Immer mehr Käufer blicken über die Stadtgrenzen hinaus
Auf der Suche nach bezahlbarem Wohnraum weichen die Käufer seit Jahren immer stärker in Umlandregionen aus. So war es auch bei Familie Timmke, die in Hamburg mit ihrem Budget nicht fündig wurde. „Da sind wir mit 400.000 Euro nicht weit gekommen, und auch eine Aufstockung der Preisobergrenze hat in Hamburg nicht geholfen“, sagt Neleke Timmke. Ihre Vorstellung vom eigenen Haus und wohnen auf einer Fläche, also in einem Bungalow, konnten sie in Tangstedt, 25 Kilometer vom Hamburger Hauptbahnhof entfernt, verwirklichen. Dort hat die junge Familie Raum auf 160 Quadratmeter Wohnfläche mit Kamin, Wintergarten und offener Küche – und knapp 800 Quadratmeter Grundstück bieten auch genügend Platz zum Spielen für ihren Sohn. Im Souterrain gibt es noch eine Einliegerwohnung, die sie vermieten. Natürlich musste das Bestandsobjekt umfassend renoviert werden, aber es gab dafür auch Verhandlungsspielraum beim Preis. „Wir haben ein Angebot über knapp 400.000 Euro abgegeben, das haben die Verkäufer akzeptiert“, sagt Neleke Timmke. „Dabei hatten wir sicherlich auch etwas Glück, denn das Haus stand schon länger leer, und die Erben wollten es endlich verkaufen.“
Mit Erbbaurecht günstiger in das eigene Heim
Angesichts der hohen Grundstückspreise ist Erbbaurecht eine Möglichkeit, den Anschaffungspreis für die Immobilie zu senken – um 20 bis 40 Prozent. Allerdings sind dann die laufenden Kosten höher. Ein Bauherr pachtet für einen Zeitraum von meist mehreren Jahrzehnten ein Grundstück, um darauf sein Haus zu bauen.
Dafür zahlt er dem Eigentümer – dem Erbbaurechtgeber – eine Pachtgebühr, den sogenannten Erbbauzins.
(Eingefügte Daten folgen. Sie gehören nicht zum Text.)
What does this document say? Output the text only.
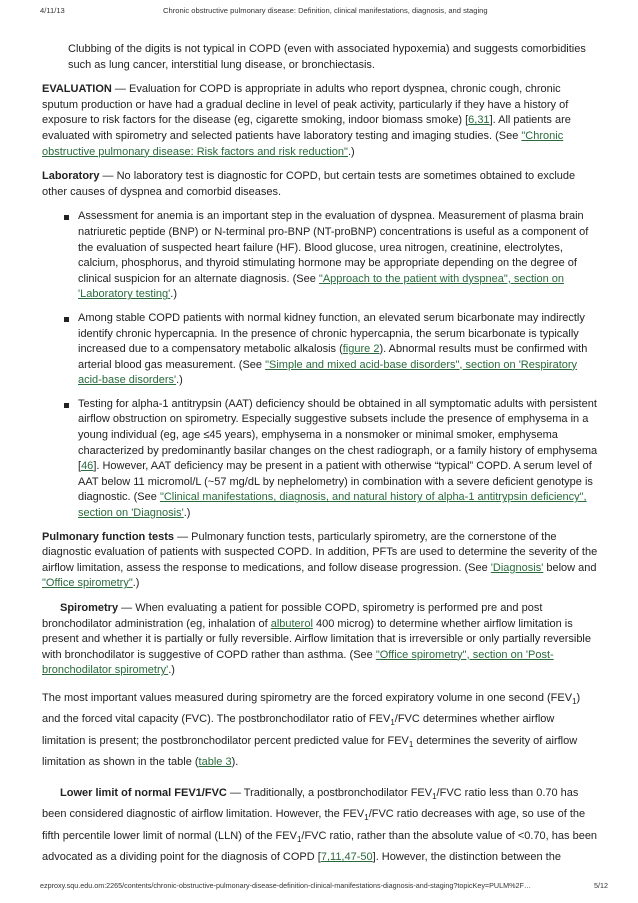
4/11/13	Chronic obstructive pulmonary disease: Definition, clinical manifestations, diagnosis, and staging

Clubbing of the digits is not typical in COPD (even with associated hypoxemia) and suggests comorbidities such as lung cancer, interstitial lung disease, or bronchiectasis.

EVALUATION — Evaluation for COPD is appropriate in adults who report dyspnea, chronic cough, chronic sputum production or have had a gradual decline in level of peak activity, particularly if they have a history of exposure to risk factors for the disease (eg, cigarette smoking, indoor biomass smoke) [6,31]. All patients are evaluated with spirometry and selected patients have laboratory testing and imaging studies. (See "Chronic obstructive pulmonary disease: Risk factors and risk reduction".)

Laboratory — No laboratory test is diagnostic for COPD, but certain tests are sometimes obtained to exclude other causes of dyspnea and comorbid diseases.

Assessment for anemia is an important step in the evaluation of dyspnea. Measurement of plasma brain natriuretic peptide (BNP) or N-terminal pro-BNP (NT-proBNP) concentrations is useful as a component of the evaluation of suspected heart failure (HF). Blood glucose, urea nitrogen, creatinine, electrolytes, calcium, phosphorus, and thyroid stimulating hormone may be appropriate depending on the degree of clinical suspicion for an alternate diagnosis. (See "Approach to the patient with dyspnea", section on 'Laboratory testing'.)
Among stable COPD patients with normal kidney function, an elevated serum bicarbonate may indirectly identify chronic hypercapnia. In the presence of chronic hypercapnia, the serum bicarbonate is typically increased due to a compensatory metabolic alkalosis (figure 2). Abnormal results must be confirmed with arterial blood gas measurement. (See "Simple and mixed acid-base disorders", section on 'Respiratory acid-base disorders'.)
Testing for alpha-1 antitrypsin (AAT) deficiency should be obtained in all symptomatic adults with persistent airflow obstruction on spirometry. Especially suggestive subsets include the presence of emphysema in a young individual (eg, age ≤45 years), emphysema in a nonsmoker or minimal smoker, emphysema characterized by predominantly basilar changes on the chest radiograph, or a family history of emphysema [46]. However, AAT deficiency may be present in a patient with otherwise “typical” COPD. A serum level of AAT below 11 micromol/L (~57 mg/dL by nephelometry) in combination with a severe deficient genotype is diagnostic. (See "Clinical manifestations, diagnosis, and natural history of alpha-1 antitrypsin deficiency", section on 'Diagnosis'.)

Pulmonary function tests — Pulmonary function tests, particularly spirometry, are the cornerstone of the diagnostic evaluation of patients with suspected COPD. In addition, PFTs are used to determine the severity of the airflow limitation, assess the response to medications, and follow disease progression. (See 'Diagnosis' below and "Office spirometry".)

Spirometry — When evaluating a patient for possible COPD, spirometry is performed pre and post bronchodilator administration (eg, inhalation of albuterol 400 microg) to determine whether airflow limitation is present and whether it is partially or fully reversible. Airflow limitation that is irreversible or only partially reversible with bronchodilator is suggestive of COPD rather than asthma. (See "Office spirometry", section on 'Post-bronchodilator spirometry'.)

The most important values measured during spirometry are the forced expiratory volume in one second $(FEV_1)$ and the forced vital capacity (FVC). The postbronchodilator ratio of $FEV_1$/FVC determines whether airflow limitation is present; the postbronchodilator percent predicted value for $FEV_1$ determines the severity of airflow limitation as shown in the table (table 3).

Lower limit of normal FEV1/FVC — Traditionally, a postbronchodilator $FEV_1$/FVC ratio less than 0.70 has been considered diagnostic of airflow limitation. However, the $FEV_1$/FVC ratio decreases with age, so use of the fifth percentile lower limit of normal (LLN) of the $FEV_1$/FVC ratio, rather than the absolute value of <0.70, has been advocated as a dividing point for the diagnosis of COPD [7,11,47-50]. However, the distinction between the

ezproxy.squ.edu.om:2265/contents/chronic-obstructive-pulmonary-disease-definition-clinical-manifestations-diagnosis-and-staging?topicKey=PULM%2F…	5/12
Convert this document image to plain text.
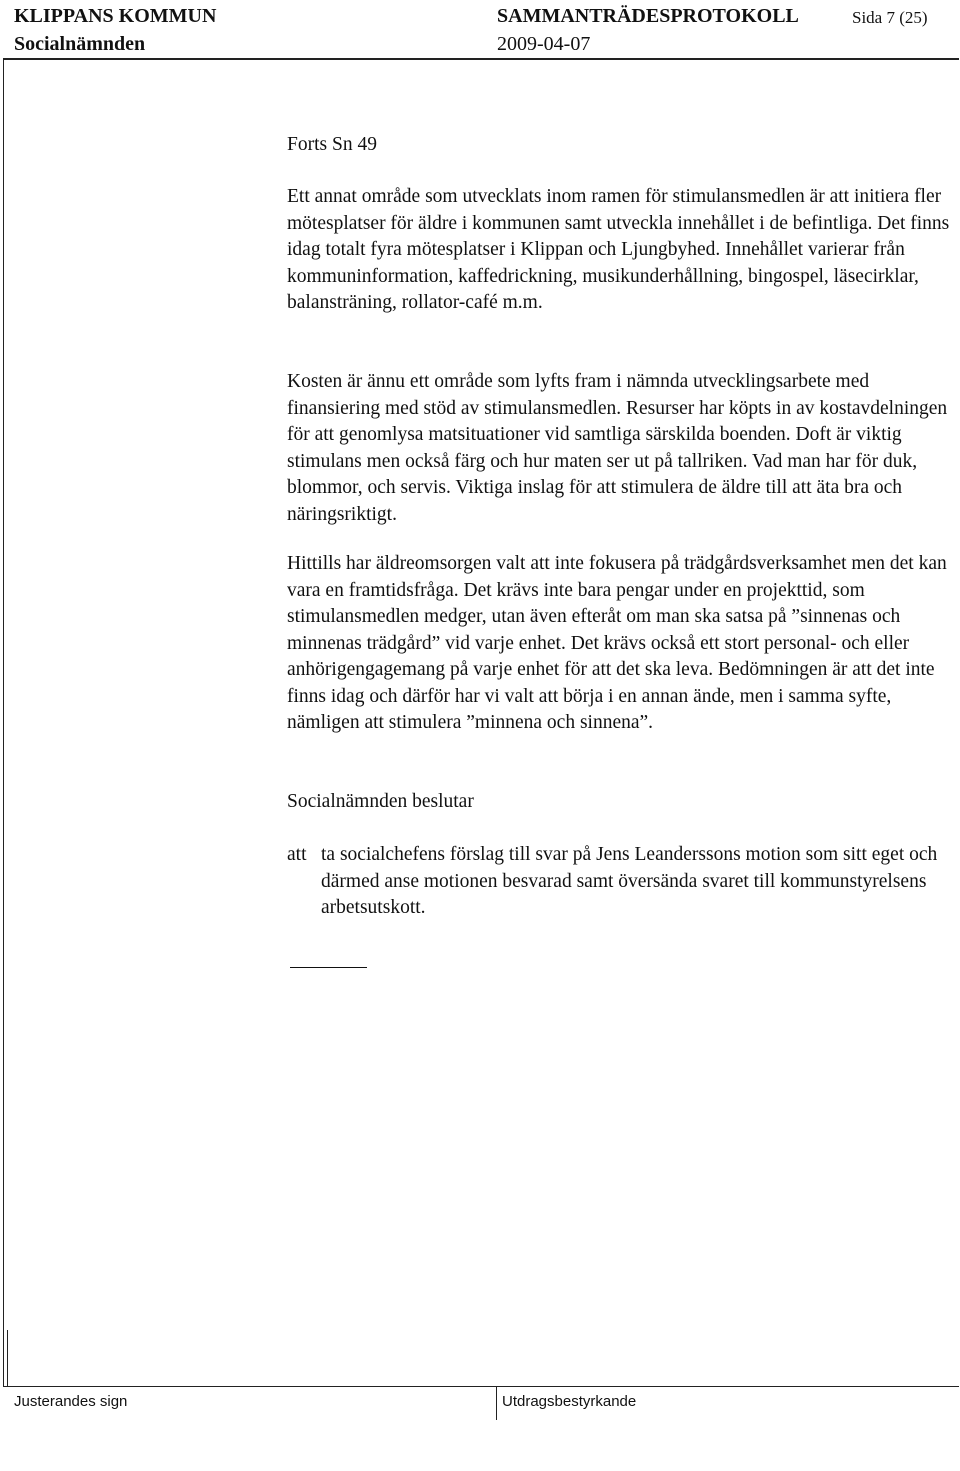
KLIPPANS KOMMUN	SAMMANTRÄDESPROTOKOLL	Sida 7 (25)
Socialnämnden	2009-04-07

Forts Sn 49

Ett annat område som utvecklats inom ramen för stimulansmedlen är att initiera fler mötesplatser för äldre i kommunen samt utveckla innehållet i de befintliga. Det finns idag totalt fyra mötesplatser i Klippan och Ljungbyhed. Innehållet varierar från kommuninformation, kaffedrickning, musikunderhållning, bingospel, läsecirklar, balansträning, rollator-café m.m.

Kosten är ännu ett område som lyfts fram i nämnda utvecklingsarbete med finansiering med stöd av stimulansmedlen. Resurser har köpts in av kostavdelningen för att genomlysa matsituationer vid samtliga särskilda boenden. Doft är viktig stimulans men också färg och hur maten ser ut på tallriken. Vad man har för duk, blommor, och servis. Viktiga inslag för att stimulera de äldre till att äta bra och näringsriktigt.

Hittills har äldreomsorgen valt att inte fokusera på trädgårdsverksamhet men det kan vara en framtidsfråga. Det krävs inte bara pengar under en projekttid, som stimulansmedlen medger, utan även efteråt om man ska satsa på ”sinnenas och minnenas trädgård” vid varje enhet. Det krävs också ett stort personal- och eller anhörigengagemang på varje enhet för att det ska leva. Bedömningen är att det inte finns idag och därför har vi valt att börja i en annan ände, men i samma syfte, nämligen att stimulera ”minnena och sinnena”.

Socialnämnden beslutar

att ta socialchefens förslag till svar på Jens Leanderssons motion som sitt eget och därmed anse motionen besvarad samt översända svaret till kommunstyrelsens arbetsutskott.
Justerandes sign	Utdragsbestyrkande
Die Höhe des Zinses ist nicht gesetzlich geregelt und frei verhandelbar. In Hamburg beträgt der Erbbauzins 1,5 Prozent des Bodenwertes für städtische Grundstücke. Bei einem Grundstückspreis von 700 Euro je Quadratmeter in Hamburg und einer Grundstücksgröße von 500 Quadratmetern ergibt sich eine monatliche Rate von knapp 440 Euro.
Die Höhe des Zinses kann während der Laufzeit angepasst werden. Verbraucherschützer raten, Immobilien mit Erbbaurecht nur zu erwerben, wenn die Erbpacht noch mindestens 50 bis 60 Jahre läuft. Nachteile für den Erwerber sind Kostensteigerungen während der Laufzeit, mögliche Einschränkungen bei Umbauten und schlechtere Chancen beim Verkauf, vor allem wenn das Erbbaurecht bald verlängert werden muss. Für den Fall, dass man sich nicht einigt, ist meist im Vertrag schon eine Entschädigung vereinbart: zwei Drittel des Verkehrswertes der Immobilie.